Paper artifact Script entry point Primary code path Output location
Main matched-subset comparison scripts/reproduce_main_table.sh experiments/run_full_evaluation.py, experiments/statistical_analysis.py, experiments/error_analysis.py results/full_eval/, results/stats/
CIV ablation scripts/reproduce_ablation.sh experiments/run_civ_ablation.py results/civ_ablation/
Adaptive attacks scripts/reproduce_adaptive.sh experiments/run_adaptive_attack.py results/adaptive_attack/
Defense composition scripts/reproduce_composition.sh experiments/run_targeted_composition.py results/composition/
Submission figures scripts/reproduce_all_figures.sh experiments/generate_figures.py paper/figures/pareto_frontier.pdf, paper/figures/model_comparison.pdf
  1. Run the test suite and coverage check.
  2. Verify the machine-readable project manifest.
  3. Verify the checksum manifest.
  4. Run the documented smoke checks.
  5. Run the mock reproduction scripts.
  6. Compare regenerated outputs with the checked-in summaries.
  7. Only then spend API budget on a full external rerun.

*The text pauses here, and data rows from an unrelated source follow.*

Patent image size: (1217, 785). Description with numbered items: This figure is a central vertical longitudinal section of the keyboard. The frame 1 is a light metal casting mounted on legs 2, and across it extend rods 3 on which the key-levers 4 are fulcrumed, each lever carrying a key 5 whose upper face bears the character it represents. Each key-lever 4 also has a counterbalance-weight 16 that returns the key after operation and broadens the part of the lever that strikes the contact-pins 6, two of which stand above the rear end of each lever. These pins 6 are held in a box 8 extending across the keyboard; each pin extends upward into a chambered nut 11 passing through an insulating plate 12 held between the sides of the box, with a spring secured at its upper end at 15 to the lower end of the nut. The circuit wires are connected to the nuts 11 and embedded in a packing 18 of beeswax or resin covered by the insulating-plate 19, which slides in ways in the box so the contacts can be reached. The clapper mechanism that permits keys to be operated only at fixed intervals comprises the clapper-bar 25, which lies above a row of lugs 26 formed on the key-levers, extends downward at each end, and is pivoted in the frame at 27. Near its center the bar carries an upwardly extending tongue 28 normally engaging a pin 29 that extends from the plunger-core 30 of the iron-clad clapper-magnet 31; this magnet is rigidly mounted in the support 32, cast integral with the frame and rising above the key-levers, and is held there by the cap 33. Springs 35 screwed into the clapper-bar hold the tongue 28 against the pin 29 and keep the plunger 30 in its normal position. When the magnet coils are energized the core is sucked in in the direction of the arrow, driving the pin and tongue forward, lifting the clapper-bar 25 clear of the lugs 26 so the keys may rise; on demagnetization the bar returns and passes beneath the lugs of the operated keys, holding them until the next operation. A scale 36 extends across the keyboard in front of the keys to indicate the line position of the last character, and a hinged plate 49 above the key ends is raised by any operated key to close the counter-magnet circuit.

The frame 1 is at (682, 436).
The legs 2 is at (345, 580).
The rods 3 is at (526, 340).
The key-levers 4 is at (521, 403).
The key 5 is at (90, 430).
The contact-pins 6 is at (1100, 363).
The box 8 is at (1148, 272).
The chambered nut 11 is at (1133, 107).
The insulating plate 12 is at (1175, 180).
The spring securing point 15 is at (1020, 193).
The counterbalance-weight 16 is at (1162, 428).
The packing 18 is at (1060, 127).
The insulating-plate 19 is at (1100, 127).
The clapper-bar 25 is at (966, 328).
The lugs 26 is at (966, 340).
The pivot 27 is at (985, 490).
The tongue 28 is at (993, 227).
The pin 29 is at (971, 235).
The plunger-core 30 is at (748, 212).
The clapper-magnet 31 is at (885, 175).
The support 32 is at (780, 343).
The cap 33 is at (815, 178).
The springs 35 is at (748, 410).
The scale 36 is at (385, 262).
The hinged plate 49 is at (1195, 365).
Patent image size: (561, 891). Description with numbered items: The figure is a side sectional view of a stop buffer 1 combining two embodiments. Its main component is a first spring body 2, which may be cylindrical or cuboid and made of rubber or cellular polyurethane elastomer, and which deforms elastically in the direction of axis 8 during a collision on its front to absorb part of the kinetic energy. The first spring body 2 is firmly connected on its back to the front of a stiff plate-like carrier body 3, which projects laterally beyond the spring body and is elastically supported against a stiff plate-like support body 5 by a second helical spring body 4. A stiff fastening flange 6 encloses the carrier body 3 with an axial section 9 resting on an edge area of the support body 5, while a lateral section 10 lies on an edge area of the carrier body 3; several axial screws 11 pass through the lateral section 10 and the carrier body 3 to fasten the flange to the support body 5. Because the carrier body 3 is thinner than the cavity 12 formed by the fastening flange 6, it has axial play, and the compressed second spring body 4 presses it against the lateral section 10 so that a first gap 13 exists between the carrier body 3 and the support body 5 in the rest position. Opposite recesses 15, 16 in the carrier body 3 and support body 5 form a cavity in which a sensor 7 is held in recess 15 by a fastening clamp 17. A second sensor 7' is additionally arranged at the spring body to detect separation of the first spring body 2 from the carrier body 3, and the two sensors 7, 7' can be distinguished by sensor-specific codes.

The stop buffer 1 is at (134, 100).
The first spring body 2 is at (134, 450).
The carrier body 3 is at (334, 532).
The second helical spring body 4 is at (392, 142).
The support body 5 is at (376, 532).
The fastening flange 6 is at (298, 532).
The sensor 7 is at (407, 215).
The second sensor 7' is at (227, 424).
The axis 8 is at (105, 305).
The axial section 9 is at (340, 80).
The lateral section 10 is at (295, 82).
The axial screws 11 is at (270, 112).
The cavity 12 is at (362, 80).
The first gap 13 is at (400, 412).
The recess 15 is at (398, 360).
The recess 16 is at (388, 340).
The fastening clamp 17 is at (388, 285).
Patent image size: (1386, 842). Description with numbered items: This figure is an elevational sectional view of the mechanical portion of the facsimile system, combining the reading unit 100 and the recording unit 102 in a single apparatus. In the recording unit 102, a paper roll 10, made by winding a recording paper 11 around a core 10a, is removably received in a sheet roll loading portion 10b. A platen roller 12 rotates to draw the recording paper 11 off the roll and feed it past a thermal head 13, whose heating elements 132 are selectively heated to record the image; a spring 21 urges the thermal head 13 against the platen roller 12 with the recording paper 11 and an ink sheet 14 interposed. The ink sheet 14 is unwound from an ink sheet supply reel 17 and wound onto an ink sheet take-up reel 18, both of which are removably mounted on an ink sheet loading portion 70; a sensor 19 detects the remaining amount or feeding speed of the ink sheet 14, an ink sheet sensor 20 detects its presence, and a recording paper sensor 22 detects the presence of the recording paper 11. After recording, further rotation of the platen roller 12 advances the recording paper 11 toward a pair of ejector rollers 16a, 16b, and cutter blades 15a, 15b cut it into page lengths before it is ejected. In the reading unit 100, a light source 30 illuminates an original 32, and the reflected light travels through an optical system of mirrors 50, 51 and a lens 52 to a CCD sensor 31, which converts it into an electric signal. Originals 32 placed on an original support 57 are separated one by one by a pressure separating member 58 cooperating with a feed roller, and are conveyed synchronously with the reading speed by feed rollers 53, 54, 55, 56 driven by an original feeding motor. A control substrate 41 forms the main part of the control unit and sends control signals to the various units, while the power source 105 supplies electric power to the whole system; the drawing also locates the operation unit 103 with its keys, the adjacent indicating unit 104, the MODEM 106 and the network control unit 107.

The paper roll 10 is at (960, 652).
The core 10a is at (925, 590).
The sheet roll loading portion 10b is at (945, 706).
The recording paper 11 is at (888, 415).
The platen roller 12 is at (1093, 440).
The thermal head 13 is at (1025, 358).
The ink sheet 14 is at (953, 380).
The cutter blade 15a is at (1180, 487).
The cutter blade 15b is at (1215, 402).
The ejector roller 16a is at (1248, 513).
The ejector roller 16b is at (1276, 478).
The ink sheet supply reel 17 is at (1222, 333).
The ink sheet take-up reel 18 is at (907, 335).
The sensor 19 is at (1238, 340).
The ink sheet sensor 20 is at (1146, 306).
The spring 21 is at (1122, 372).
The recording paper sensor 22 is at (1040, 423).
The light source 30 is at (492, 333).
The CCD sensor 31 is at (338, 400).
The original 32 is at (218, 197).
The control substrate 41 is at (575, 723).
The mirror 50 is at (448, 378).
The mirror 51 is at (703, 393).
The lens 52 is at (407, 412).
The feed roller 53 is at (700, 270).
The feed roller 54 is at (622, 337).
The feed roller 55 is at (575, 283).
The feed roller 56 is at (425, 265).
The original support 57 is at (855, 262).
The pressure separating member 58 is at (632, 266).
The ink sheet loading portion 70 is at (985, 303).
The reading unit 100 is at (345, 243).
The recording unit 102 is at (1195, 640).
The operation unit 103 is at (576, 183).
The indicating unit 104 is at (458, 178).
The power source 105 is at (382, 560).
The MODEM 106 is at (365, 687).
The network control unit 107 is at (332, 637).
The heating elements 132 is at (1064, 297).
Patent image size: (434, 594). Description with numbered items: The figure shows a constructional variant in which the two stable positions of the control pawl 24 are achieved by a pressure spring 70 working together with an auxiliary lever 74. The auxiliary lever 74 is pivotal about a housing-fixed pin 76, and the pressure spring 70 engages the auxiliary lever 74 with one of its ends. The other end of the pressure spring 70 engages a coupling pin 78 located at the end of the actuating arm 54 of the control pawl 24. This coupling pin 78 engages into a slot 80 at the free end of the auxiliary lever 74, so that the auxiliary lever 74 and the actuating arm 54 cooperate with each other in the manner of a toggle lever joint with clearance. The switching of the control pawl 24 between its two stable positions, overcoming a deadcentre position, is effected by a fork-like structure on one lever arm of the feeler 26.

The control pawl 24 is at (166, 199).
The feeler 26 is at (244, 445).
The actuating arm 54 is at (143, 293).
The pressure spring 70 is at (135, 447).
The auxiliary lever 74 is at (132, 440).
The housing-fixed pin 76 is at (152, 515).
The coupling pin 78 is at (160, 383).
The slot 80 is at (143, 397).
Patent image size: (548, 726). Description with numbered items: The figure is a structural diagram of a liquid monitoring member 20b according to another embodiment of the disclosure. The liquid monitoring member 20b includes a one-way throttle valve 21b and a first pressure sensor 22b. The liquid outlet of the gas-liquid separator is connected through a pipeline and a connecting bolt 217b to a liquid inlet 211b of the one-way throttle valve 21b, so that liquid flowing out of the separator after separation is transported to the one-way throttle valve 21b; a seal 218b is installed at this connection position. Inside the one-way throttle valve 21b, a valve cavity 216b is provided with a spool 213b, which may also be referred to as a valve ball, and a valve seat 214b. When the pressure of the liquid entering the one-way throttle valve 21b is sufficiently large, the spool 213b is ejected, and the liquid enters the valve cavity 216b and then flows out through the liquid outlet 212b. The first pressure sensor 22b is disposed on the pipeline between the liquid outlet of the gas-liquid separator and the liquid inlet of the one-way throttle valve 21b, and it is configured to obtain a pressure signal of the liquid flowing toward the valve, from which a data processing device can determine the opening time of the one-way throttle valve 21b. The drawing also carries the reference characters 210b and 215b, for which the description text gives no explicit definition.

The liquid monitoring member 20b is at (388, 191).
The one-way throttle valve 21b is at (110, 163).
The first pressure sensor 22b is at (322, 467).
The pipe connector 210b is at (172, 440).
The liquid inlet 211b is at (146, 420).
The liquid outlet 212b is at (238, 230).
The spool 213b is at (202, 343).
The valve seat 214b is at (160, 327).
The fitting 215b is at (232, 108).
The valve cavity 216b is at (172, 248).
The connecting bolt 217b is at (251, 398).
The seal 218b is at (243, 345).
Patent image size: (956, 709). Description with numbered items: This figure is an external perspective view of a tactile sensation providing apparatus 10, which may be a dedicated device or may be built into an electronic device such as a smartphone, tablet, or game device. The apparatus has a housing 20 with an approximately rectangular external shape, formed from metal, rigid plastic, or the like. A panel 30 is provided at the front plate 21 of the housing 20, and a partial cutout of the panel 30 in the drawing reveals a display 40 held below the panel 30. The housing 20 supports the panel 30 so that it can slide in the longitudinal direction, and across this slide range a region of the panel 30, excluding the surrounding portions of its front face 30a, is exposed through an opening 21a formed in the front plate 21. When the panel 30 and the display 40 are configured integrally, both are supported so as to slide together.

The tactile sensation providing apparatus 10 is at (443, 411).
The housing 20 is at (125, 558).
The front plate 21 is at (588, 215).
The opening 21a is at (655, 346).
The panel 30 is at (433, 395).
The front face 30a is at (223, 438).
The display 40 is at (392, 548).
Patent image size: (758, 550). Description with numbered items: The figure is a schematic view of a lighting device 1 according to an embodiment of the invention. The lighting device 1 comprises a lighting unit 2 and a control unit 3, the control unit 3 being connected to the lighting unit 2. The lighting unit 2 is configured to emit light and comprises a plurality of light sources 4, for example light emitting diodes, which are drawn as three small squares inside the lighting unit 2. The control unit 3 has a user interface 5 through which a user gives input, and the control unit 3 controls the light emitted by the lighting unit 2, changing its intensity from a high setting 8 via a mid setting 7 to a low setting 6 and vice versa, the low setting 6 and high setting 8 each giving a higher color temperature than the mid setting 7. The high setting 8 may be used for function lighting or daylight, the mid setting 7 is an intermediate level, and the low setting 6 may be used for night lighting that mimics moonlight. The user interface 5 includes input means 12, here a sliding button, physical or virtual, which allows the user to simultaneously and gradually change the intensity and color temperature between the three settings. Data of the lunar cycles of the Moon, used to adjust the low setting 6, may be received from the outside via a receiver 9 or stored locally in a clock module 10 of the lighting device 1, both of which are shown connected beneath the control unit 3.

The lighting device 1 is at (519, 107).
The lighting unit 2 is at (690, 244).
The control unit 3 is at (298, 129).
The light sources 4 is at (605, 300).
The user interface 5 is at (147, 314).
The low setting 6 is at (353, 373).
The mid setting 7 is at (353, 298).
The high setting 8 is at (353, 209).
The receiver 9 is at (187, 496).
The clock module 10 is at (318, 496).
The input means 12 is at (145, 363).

pytest tests/ --cov=agent_security_sandbox --cov-report=term-missing:skip-covered
python scripts/generate_project_manifest.py --check
shasum -a 256 -c artifacts/reproducibility-checksums.sha256
python scripts/docs_smoke_check.py
./scripts/reproduce_main_table.sh --provider mock
./scripts/reproduce_all_figures.sh

Notes On Determinism

  • Mock-provider runs should be deterministic and are the right baseline for CI and installation validation.
  • Real-provider runs can drift due to model updates, rate limits, retry behavior, and third-party endpoint changes.
  • The checked-in summaries and checksums are the canonical reference for this release branch.
  • Tagged GitHub releases attach a generated SBOM and project manifest, and the release workflow emits provenance and SBOM attestations for the published assets.